By the mid-1980s, the treatment of lower-class experience was branching out in all directions. One of its peaks in Maine literature was Carolyn Chute’s novel “The Beans of Egypt, Maine,” whose surprisingly authentic depiction of poor and impoverished families (a very real social distinction in rural worlds) struck a chord. the trend at exactly the right time in 1985. Some branches have stuck with us (there is still, for example, a long vogue for the memoirs of the underdog); others have morphed into almost another phylum of sociopolitical statements barely recognizable as literary.
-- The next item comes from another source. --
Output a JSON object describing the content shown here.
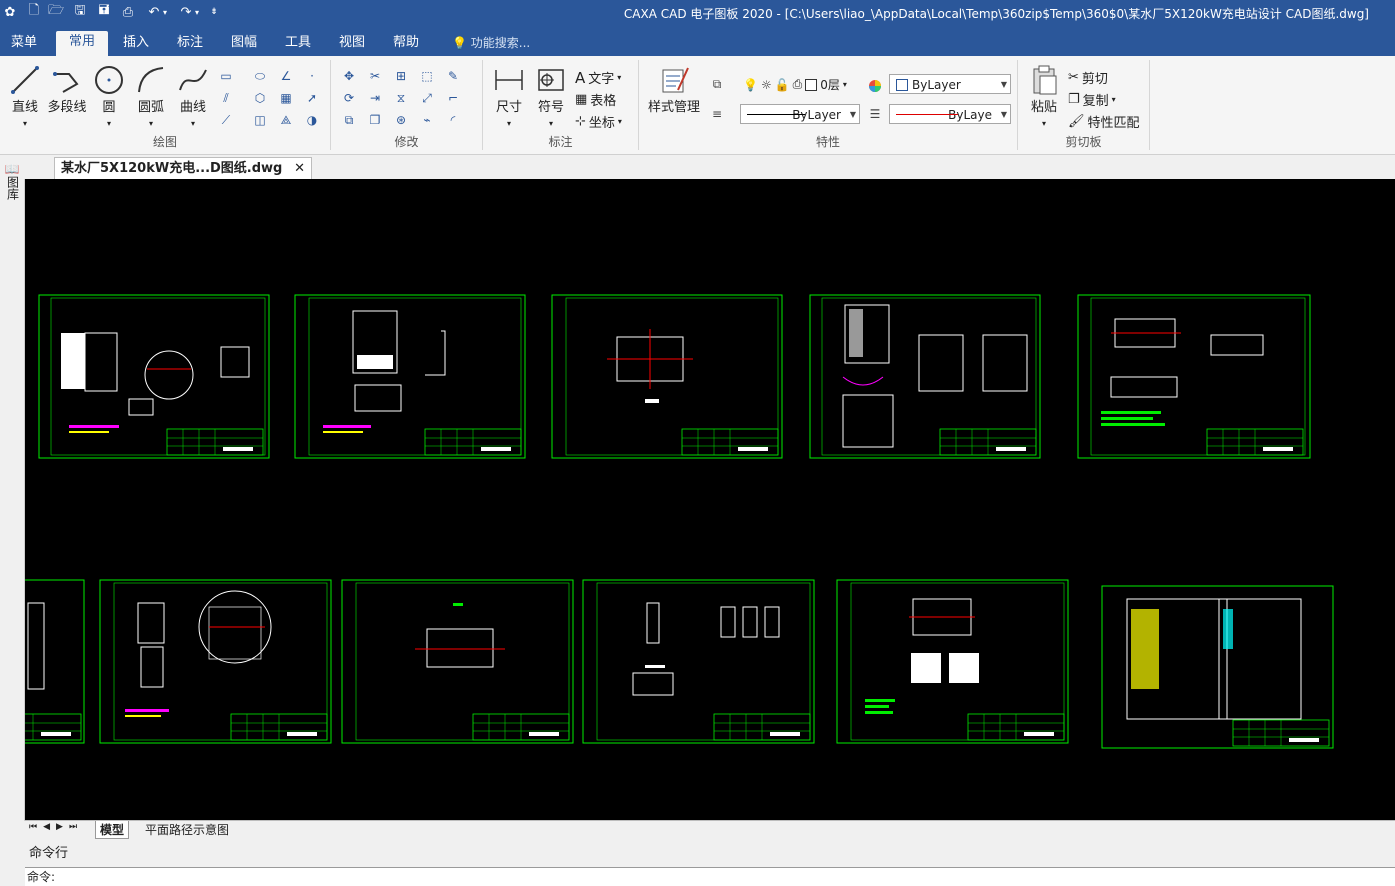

But what I mean is that former Maine Poet Laureate Wesley McNair became a major poet in the currents of this trend in the 1970s and 1980s. He had a lot of first-hand stories to telling and insightful observations to be made about people who live in worlds far removed from the American middle classes. He then explored and expanded on this subject over the next five decades in highly polished writing that was acclaimed by literary communities in Maine and beyond. Her new book, “Late Wonders”, features a selection of poems from that trip.
The very first lines of the book, taken from his first collection published in 1983 (“The Faces of Americans in 1853”), evoke a sensibility of the time:
Small towns pass
in the rear view mirror
mirrors of our cars.
The white houses
and the stores take
their gas pumps
in the street
Longing for these images is a component of the complex emotional foundation upon which most of McNair’s highly thoughtful poems rest. Slightly later poems such as “Seeing Mercer, Maine” (“Would it matter if I told you / the people live here”) to “Maintain” (one of the memorable poems, for me, detailing the life of a small town in Maine since his 2017 collection “The Unfastening”), McNair’s lyrics cover all the light and dark angles of life off the urban and suburban radars.
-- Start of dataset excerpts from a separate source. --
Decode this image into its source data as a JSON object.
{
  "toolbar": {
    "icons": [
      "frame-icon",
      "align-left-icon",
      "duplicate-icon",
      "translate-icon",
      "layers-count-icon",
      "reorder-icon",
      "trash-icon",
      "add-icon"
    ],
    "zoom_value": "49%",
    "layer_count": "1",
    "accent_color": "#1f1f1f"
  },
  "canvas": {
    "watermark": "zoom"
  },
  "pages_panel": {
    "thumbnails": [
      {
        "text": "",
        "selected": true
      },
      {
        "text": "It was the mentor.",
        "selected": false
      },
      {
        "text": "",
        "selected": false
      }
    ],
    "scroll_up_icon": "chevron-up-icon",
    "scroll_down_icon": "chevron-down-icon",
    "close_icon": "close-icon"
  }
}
Perhaps his most telling work was the lengthy narrative poems in “The Lost Child: Ozark Poems” (2014), about his family in Arkansas. Each poem in the book tells a story of working-class life whose events are completely familiar and whose emotional conflicts are tangled beyond belief – that is, perfectly realistic. “Late Wonders” rightly comprises a large part of this book.
Eighteen unpublished poems complete the selection, concluding with the particularly moving “Where I Woke Up”. The poem recounts the poet’s experiences when he was hospitalized after a severe head injury and came to a quintessential visionary experience of brotherhood between himself, his nurses, and other patients. The poem goes through a lifetime of struggle with the darkness and light of everyday reality, its joys, ironies and sufferings, to make sense of the transcendent roots of life, love and all surrounding humble people. Exactly how you hope to end up, it seems.
Other themes and subjects, such as nature and the art of poetry, are also represented in “Late Wonders”, of course. This is the book to consult for an introduction or summary of one of Maine’s most eminent and talented poets of the past 50 years.
Wesley McNair, of Mercer, grew up in New Hampshire and is retired from teaching at the University of Maine at Farmington. He was Maine’s Poet Laureate 2011-2016. “Late Wonders” is available at local bookstores and online.
Off Radar takes note of poetry and books with Maine ties on the first and third Fridays of each month. Dana Wilde is a member of the National Book Critics Circle. Contact him at [email protected].